Aturan Pilkada Banyak Kelemahan

NU Online  ·  Rabu, 22 Desember 2004 | 05:21 WIB

Jakarta, NU Online
Undang-undang Nomor 32 Tahun 2004 tentang Pemerintah Daerah (Pemda) yang telah disetujui DPR, 29 September lalu, dinilai masih mengandung banyak kelemahan. Kelemahan paling mencolok terutama menyangkut masalah pemilihan kepala daerah(pilkada), baik gubernur maupun bupati/wali kota, khususnya soal pengawasan. Demikian pandangan anggota panwas pemilu yang juga ketua tanfidziyah PBNU, H.M. Rozy Munir kepada NU Online di ruang kerjanya, Selasa (22/12)
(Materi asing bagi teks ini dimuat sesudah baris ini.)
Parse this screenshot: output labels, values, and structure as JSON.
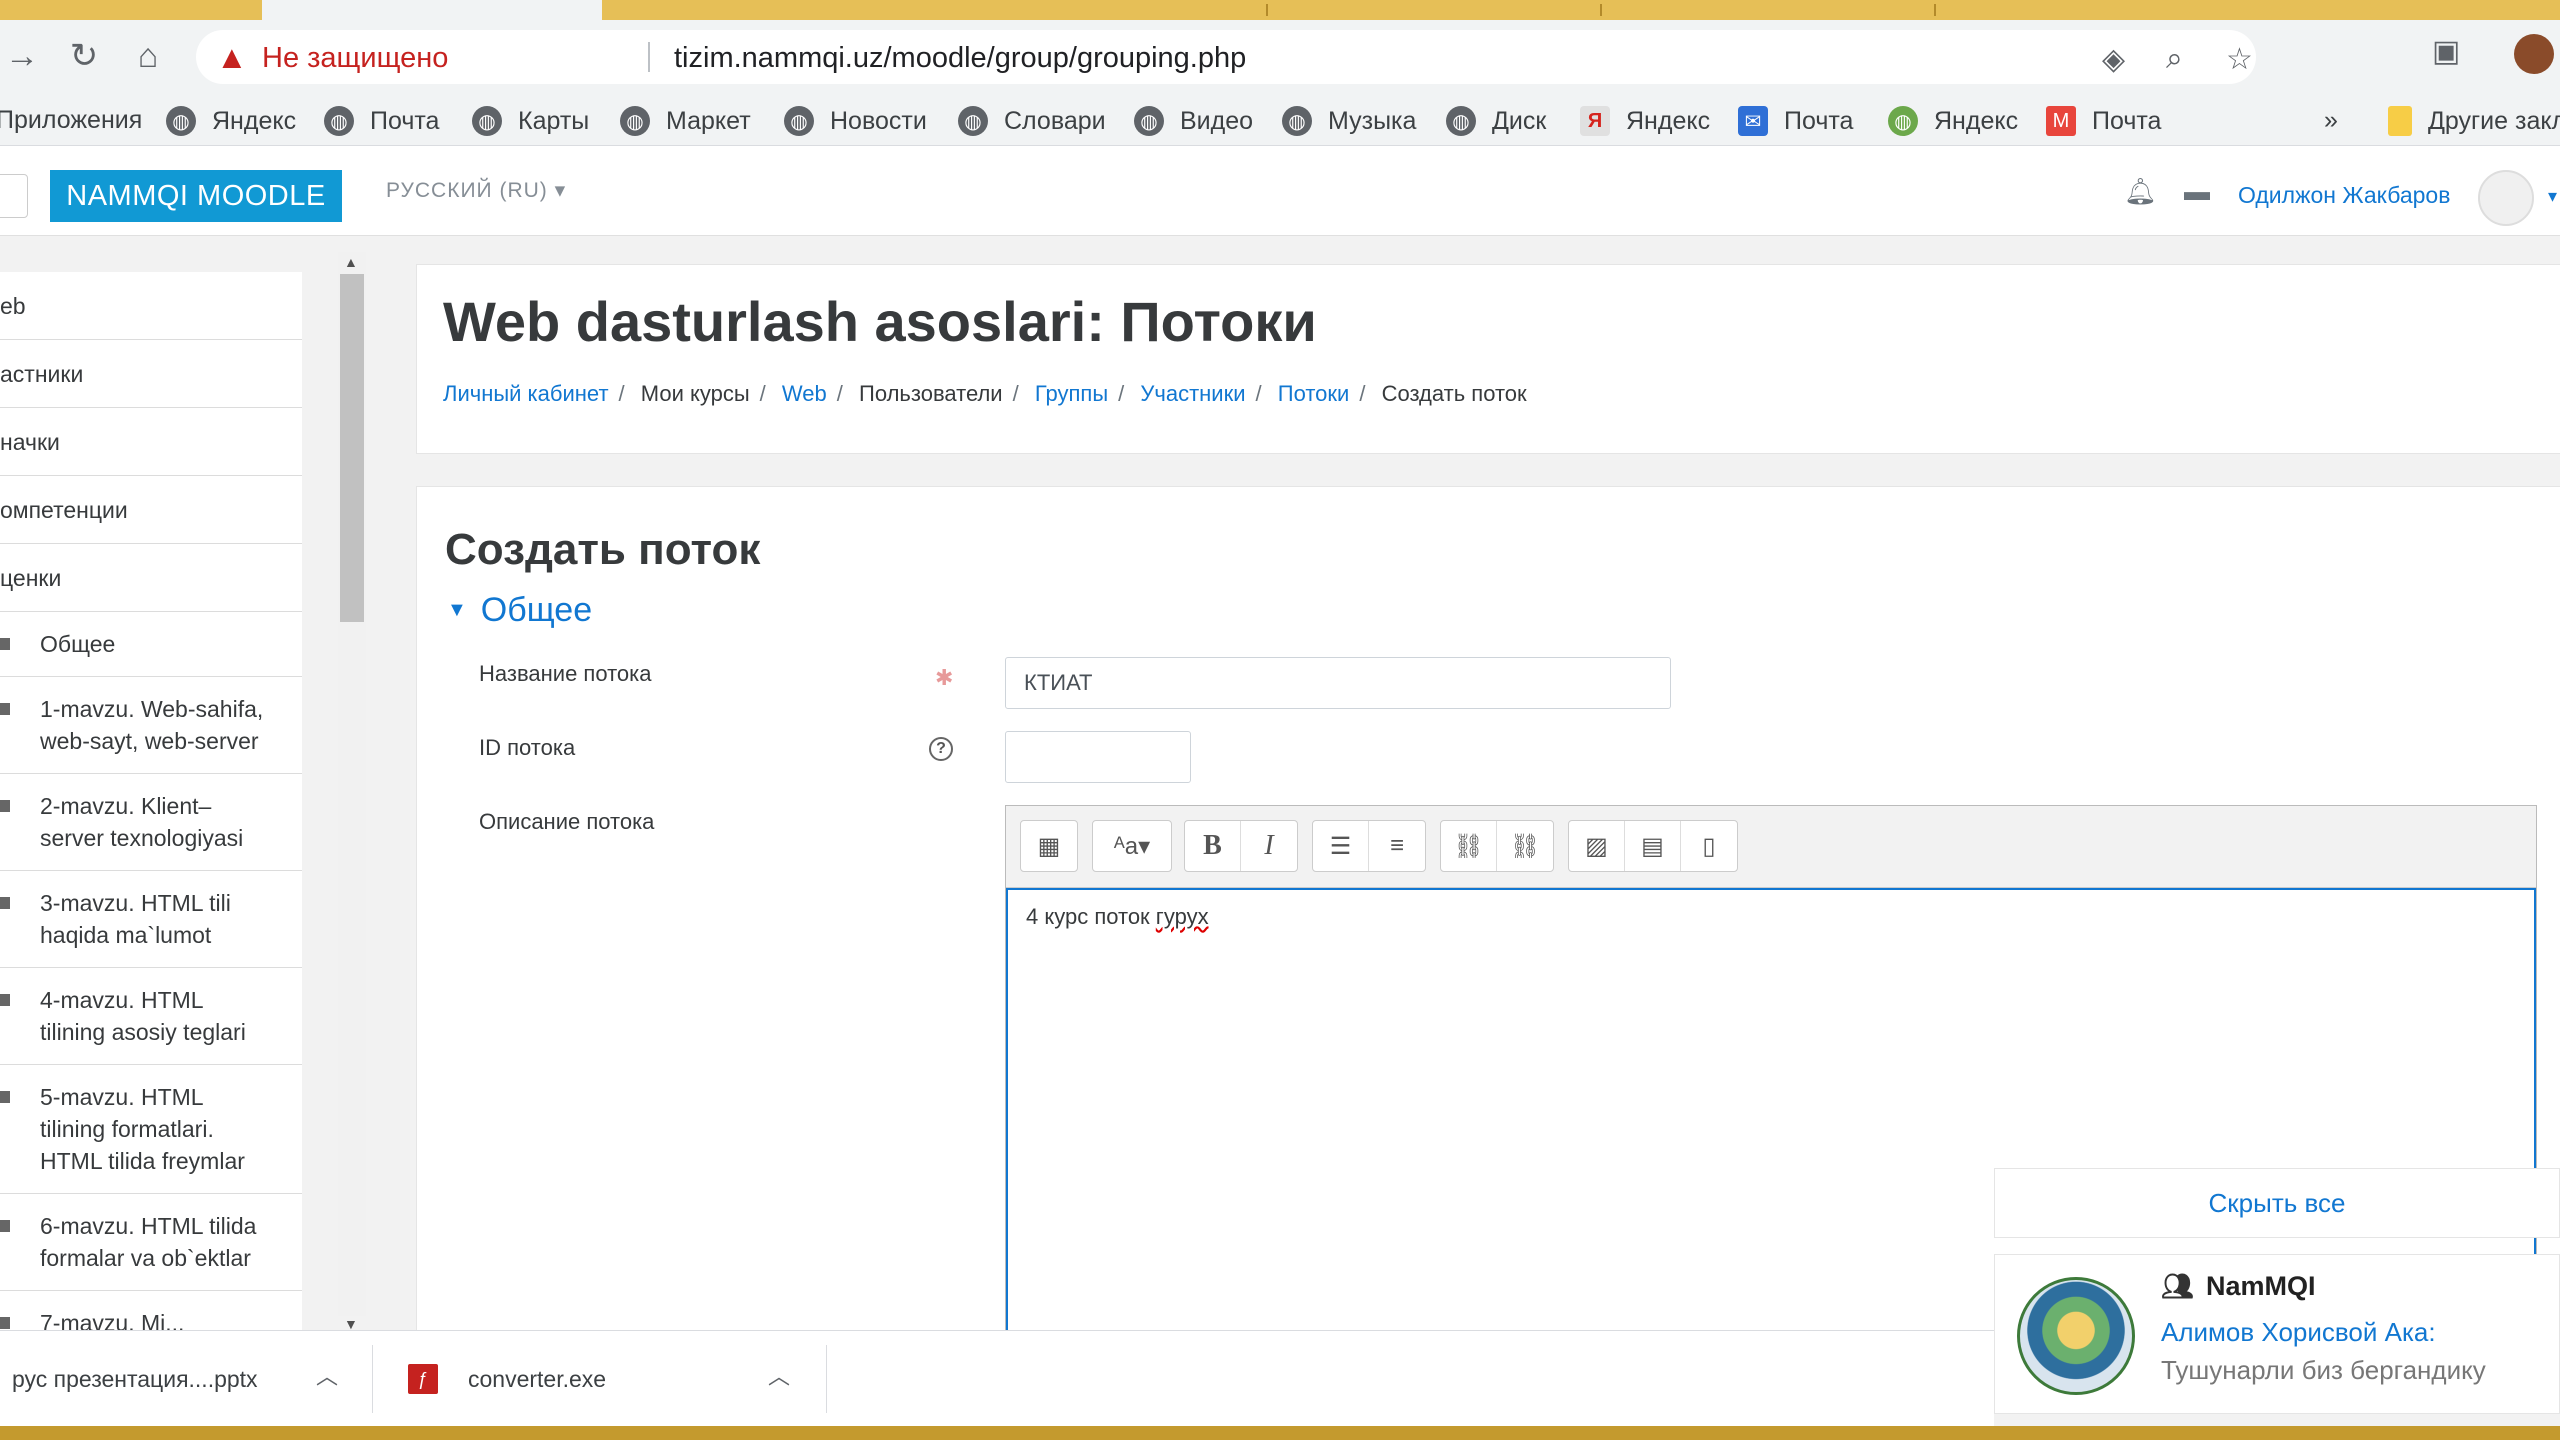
{
  "browser": {
    "insecure_label": "Не защищено",
    "url": "tizim.nammqi.uz/moodle/group/grouping.php",
    "bookmarks": [
      {
        "label": "Приложения",
        "icon": "apps-icon"
      },
      {
        "label": "Яндекс",
        "icon": "globe-icon"
      },
      {
        "label": "Почта",
        "icon": "globe-icon"
      },
      {
        "label": "Карты",
        "icon": "globe-icon"
      },
      {
        "label": "Маркет",
        "icon": "globe-icon"
      },
      {
        "label": "Новости",
        "icon": "globe-icon"
      },
      {
        "label": "Словари",
        "icon": "globe-icon"
      },
      {
        "label": "Видео",
        "icon": "globe-icon"
      },
      {
        "label": "Музыка",
        "icon": "globe-icon"
      },
      {
        "label": "Диск",
        "icon": "globe-icon"
      },
      {
        "label": "Яндекс",
        "icon": "yandex-icon"
      },
      {
        "label": "Почта",
        "icon": "mail-icon"
      },
      {
        "label": "Яндекс",
        "icon": "globe-icon"
      },
      {
        "label": "Почта",
        "icon": "gmail-icon"
      }
    ],
    "bookmarks_more": "»",
    "other_bookmarks": "Другие закл"
  },
  "navbar": {
    "brand": "NAMMQI MOODLE",
    "language": "РУССКИЙ (RU)",
    "user_name": "Одилжон Жакбаров"
  },
  "drawer": {
    "top_items": [
      "eb",
      "астники",
      "начки",
      "омпетенции",
      "ценки"
    ],
    "sections": [
      {
        "line1": "Общее",
        "line2": ""
      },
      {
        "line1": "1-mavzu. Web-sahifa,",
        "line2": "web-sayt, web-server"
      },
      {
        "line1": "2-mavzu. Klient–",
        "line2": "server texnologiyasi"
      },
      {
        "line1": "3-mavzu. HTML tili",
        "line2": "haqida ma`lumot"
      },
      {
        "line1": "4-mavzu. HTML",
        "line2": "tilining asosiy teglari"
      },
      {
        "line1": "5-mavzu. HTML",
        "line2": "tilining formatlari.",
        "line3": "HTML tilida freymlar"
      },
      {
        "line1": "6-mavzu. HTML tilida",
        "line2": "formalar va ob`ektlar"
      },
      {
        "line1": "7-mavzu. Mi...",
        "line2": ""
      }
    ]
  },
  "header": {
    "title": "Web dasturlash asoslari: Потоки",
    "breadcrumb": {
      "b1": "Личный кабинет",
      "b2": "Мои курсы",
      "b3": "Web",
      "b4": "Пользователи",
      "b5": "Группы",
      "b6": "Участники",
      "b7": "Потоки",
      "b8": "Создать поток"
    }
  },
  "form": {
    "title": "Создать поток",
    "section": "Общее",
    "name_label": "Название потока",
    "name_value": "КТИАТ",
    "id_label": "ID потока",
    "id_value": "",
    "desc_label": "Описание потока",
    "desc_text_plain": "4 курс поток ",
    "desc_text_spell": "гурух"
  },
  "notification": {
    "hide_all": "Скрыть все",
    "site": "NamMQI",
    "sender": "Алимов Хорисвой Ака:",
    "message": "Тушунарли биз бергандику"
  },
  "downloads": {
    "item1": "рус презентация....pptx",
    "item2": "converter.exe"
  }
}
"Karena pengawasan pilakda  yang menjadi "wasit" adalah DPRD, sedangkan DPRD unsurnya unsur parpol yg ada di daerah itu. Nah kalau unsur parpol yang menjadi pengawas "pertandingan"  ini bisa tidak independen, sedangkan yang bertarung harus dicalonkan parpol, dan yang ngawasi dibentuk oleh DPRD yang nota bene mereka itu adalah representasi parpol," ucapnya.

<>

Kelemahan itu, menurut mantan menteri BUMN di zaman Gus Dur ini, memungkinan terjadi korupsi di tingkat lokal, serta kemunduran dalam proses demokrasi. Persoalan korupsi itu juga bisa tumbuh secara marak akibat dari pelaksanaan UU tersebut. Bahkan, sistem pilkada yang diatur dalam UU itu juga merupakan sistem yang ''banci''. Karena itu mustinya harus ada amandeman dari UU khususnya pemilu yang ada kaitannya otonomi daerah dengan pilkada.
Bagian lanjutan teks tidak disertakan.